I'm aware of the is-ought problem with my statement, but my point is that that is the role calves play when we want cow dairy products. The problem with it as it exists today is the barbarous nature of factory farming.
Milk production is performed by making cows pregnant repeatedly (about once per year I think) throughout their lives and then killing most of their calves. Once the mother cow is worn out from all the births, they too are killed.
Milk cows are not generally used for meat. That is a different breed of cows. Milk cows almost never have male offspring - with AI we can control to ensure only female calf's are born (IIRC this is about 97% accurate so a few males are born). A few great milk producing mothers will be given sperm that is male only thus ensuring enough bulls to provide fathers and improving genetics for the next generations.
Back of the envelope math: cows live for about 20 years, but dairy cows are killed after about 4 years when their milk production slows. Assuming they are impregnated 4 times, that's (5 cows * 20 years per cow) / (4 years) = 25 times as costly. And this 25 times as costly milk has to compete with the 1 times as costly milk in a market that's already so competative that milk is sold below cost with government subsidies.

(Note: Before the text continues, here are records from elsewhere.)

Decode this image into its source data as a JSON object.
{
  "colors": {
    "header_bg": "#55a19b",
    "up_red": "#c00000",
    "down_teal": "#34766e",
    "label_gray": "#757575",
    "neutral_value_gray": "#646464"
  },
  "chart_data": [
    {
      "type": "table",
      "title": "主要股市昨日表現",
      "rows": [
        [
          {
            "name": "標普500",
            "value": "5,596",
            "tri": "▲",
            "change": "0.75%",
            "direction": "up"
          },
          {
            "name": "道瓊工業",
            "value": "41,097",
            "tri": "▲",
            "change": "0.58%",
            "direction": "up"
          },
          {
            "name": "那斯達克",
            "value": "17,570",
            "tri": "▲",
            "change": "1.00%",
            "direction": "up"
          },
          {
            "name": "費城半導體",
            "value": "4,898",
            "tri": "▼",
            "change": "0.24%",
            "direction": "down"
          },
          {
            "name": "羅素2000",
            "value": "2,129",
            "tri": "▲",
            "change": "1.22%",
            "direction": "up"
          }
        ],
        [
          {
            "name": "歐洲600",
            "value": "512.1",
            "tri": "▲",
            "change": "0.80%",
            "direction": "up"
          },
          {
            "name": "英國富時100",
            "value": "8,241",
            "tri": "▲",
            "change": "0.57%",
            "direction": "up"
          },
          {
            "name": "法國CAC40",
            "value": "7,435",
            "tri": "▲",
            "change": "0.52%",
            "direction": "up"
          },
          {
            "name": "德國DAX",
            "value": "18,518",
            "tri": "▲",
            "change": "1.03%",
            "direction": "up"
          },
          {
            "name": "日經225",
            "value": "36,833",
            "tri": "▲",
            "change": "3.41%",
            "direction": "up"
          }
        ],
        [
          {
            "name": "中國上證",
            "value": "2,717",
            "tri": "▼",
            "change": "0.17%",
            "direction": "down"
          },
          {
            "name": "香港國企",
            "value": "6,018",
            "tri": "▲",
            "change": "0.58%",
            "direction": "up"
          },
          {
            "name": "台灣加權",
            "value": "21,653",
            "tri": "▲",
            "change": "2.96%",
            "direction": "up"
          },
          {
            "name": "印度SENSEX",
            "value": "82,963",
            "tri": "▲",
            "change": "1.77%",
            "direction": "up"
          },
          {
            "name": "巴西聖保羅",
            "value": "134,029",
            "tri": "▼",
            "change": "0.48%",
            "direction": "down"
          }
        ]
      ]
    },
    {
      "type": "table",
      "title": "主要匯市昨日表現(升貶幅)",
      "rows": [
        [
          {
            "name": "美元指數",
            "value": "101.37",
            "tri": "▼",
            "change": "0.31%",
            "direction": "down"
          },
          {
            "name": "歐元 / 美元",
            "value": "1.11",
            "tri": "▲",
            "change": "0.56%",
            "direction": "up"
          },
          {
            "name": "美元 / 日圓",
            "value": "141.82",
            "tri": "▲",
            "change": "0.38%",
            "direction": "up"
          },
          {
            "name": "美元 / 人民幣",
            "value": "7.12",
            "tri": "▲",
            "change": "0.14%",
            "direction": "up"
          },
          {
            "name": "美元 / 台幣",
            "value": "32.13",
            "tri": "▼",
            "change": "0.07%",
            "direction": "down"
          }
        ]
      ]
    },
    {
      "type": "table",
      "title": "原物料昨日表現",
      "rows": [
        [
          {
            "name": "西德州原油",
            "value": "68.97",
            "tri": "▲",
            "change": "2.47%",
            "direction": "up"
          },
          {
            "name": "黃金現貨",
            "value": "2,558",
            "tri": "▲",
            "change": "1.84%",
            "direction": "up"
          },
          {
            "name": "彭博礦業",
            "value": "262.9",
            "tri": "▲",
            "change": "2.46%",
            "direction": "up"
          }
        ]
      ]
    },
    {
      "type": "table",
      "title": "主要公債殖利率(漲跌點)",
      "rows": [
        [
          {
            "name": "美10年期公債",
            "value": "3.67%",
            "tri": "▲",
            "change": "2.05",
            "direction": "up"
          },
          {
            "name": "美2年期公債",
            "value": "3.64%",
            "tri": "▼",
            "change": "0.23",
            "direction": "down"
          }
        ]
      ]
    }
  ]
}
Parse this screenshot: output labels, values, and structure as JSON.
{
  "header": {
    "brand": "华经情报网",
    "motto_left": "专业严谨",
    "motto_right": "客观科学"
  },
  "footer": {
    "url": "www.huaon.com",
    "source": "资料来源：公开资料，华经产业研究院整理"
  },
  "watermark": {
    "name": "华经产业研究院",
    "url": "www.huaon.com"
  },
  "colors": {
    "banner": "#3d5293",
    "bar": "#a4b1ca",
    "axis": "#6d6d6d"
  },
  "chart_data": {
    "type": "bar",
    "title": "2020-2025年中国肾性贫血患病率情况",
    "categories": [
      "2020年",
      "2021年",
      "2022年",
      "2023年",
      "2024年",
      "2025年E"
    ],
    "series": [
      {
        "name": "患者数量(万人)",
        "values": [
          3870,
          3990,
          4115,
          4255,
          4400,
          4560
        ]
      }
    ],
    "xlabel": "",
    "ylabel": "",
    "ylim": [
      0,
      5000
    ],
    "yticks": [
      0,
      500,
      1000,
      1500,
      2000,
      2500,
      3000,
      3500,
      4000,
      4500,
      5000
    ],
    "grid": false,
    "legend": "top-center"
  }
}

It's impossible for practical purposes.
If you're comparing today's market, practices, and subsidies (which are all just measurements of the same signal) to a fictional world where we didn't want to kill any calfs, but using today's subsidies and prices, then I think that's not a fair comparison.
If god appeared and said that the Hindus were right all along and cows are sacred and milk is their gift to us - we'd do it just fine.
When I sit down and think about the amount of murder required to maintain any omnivorous or carnivorous creature, it's really a mindwarp. I (at least) have been quite separated from it my whole life, until I started hunting, really.
Wolves and large carnivores especially are just brutal. They will take your children down and eat them alive in front of you. Fair exchange we drive them off and kill you quickly, is at least one way of looking at it. But there's no "pleasant" way of looking at any of it.
What you have seen (whey without calves harm) is probably typical an old farming practice OR of some rural family production. That’s great for them and their cows, but have nothing to do with 99% of the milk consumed daily, even the best quality you can buy wherever else those farms are.
Do you think all dairy cows need calves to create milk? I don't care if someone disagrees with my posts I agree that they engage in conversation. Downvoting without explanation is my complaint. Finally the comment that whey production results in dead calves is pretty simplistic and not based on any analysis that I can discern.
If HN is about the struggle for truth I expect a certain amount of intellectual rigor in comments.
I meant "I agree with you about the downvote think".
I also read your explanation in sibling thread. IMHO you’re right about the calves not-killed if we only look for a specific time frame , but it can’t work on the long run. If you can please share some materials for us to learn more. Also, cows definitely needs a clave to start the milk production.
The mother very quickly starts producing more milk than the calf can drink. In the wild the milk production levels off to the level of the calf's intake (and then slowly rises to match their needs as they age and then tapers off as they age further).
In a small dairy situation the calves are kept off of the cows for either the morning or the evening milking and so the cows' milk production remains high the entire time. The calf weans, but from the cow's udder's perspective the calf is still suckling like mad and so the cow keeps producing milk. The calf grows up and is bred themselves, doubling the milk output over the course of two to three years.
Now this isn't sustainable in a paperclip-optimizer kind of way, so only the best milkers are kept and the ones that either have a hard time getting pregnant, or are ornery, or produce less milk, or get sick regularly wind up getting harvested for their meat. But there's no need to kill the calves (at the local dairy scale).
I still don’t understand how you keep the calves alive. Ok for one or two year but if you want to maintain a regular production over the years, at some point you’ll have a bunch of male cows (not sure the right English word for that) and a bunch of "bad milker cows". I mean I totally agree what you describe is possible and even the reality in a few ranch but it has nothing to do with what’s happening for the vast majority of cows.
Side note: on the other side of the calves killing scale, some farmers (in Swissland at least) started to kill male calves directly at birth because they found it more profitable at scale. Yummy Toblerone!
> Wait until it is done weaning to start using it's mother's milk.
Then what happens to the calf? They raise it to the end of it's natural lifespan as a pet? Are male and female calves treated differently?
> Most Dairy cows don't need to have a calf to produce milk.
I can't find anything to corroborate this. Every source I find on the topic says dairy cows produce milk for up to about one year after giving birth, then they need to be re-impregnated to begin producing milk again. Do you have a source for this claim?
I'd wager most people actually do inconveniently hold some vegan ethics, but there's a blind spot due to tradition, culture, and habit.
For example, most people have some sheepishly held position against factory farming despite partaking in it. And they think it's wrong to kick a dog and a pig and a cow. And watching a documentary like Dominion or Earthlings makes them feel horrible so they'd prefer not to watch it.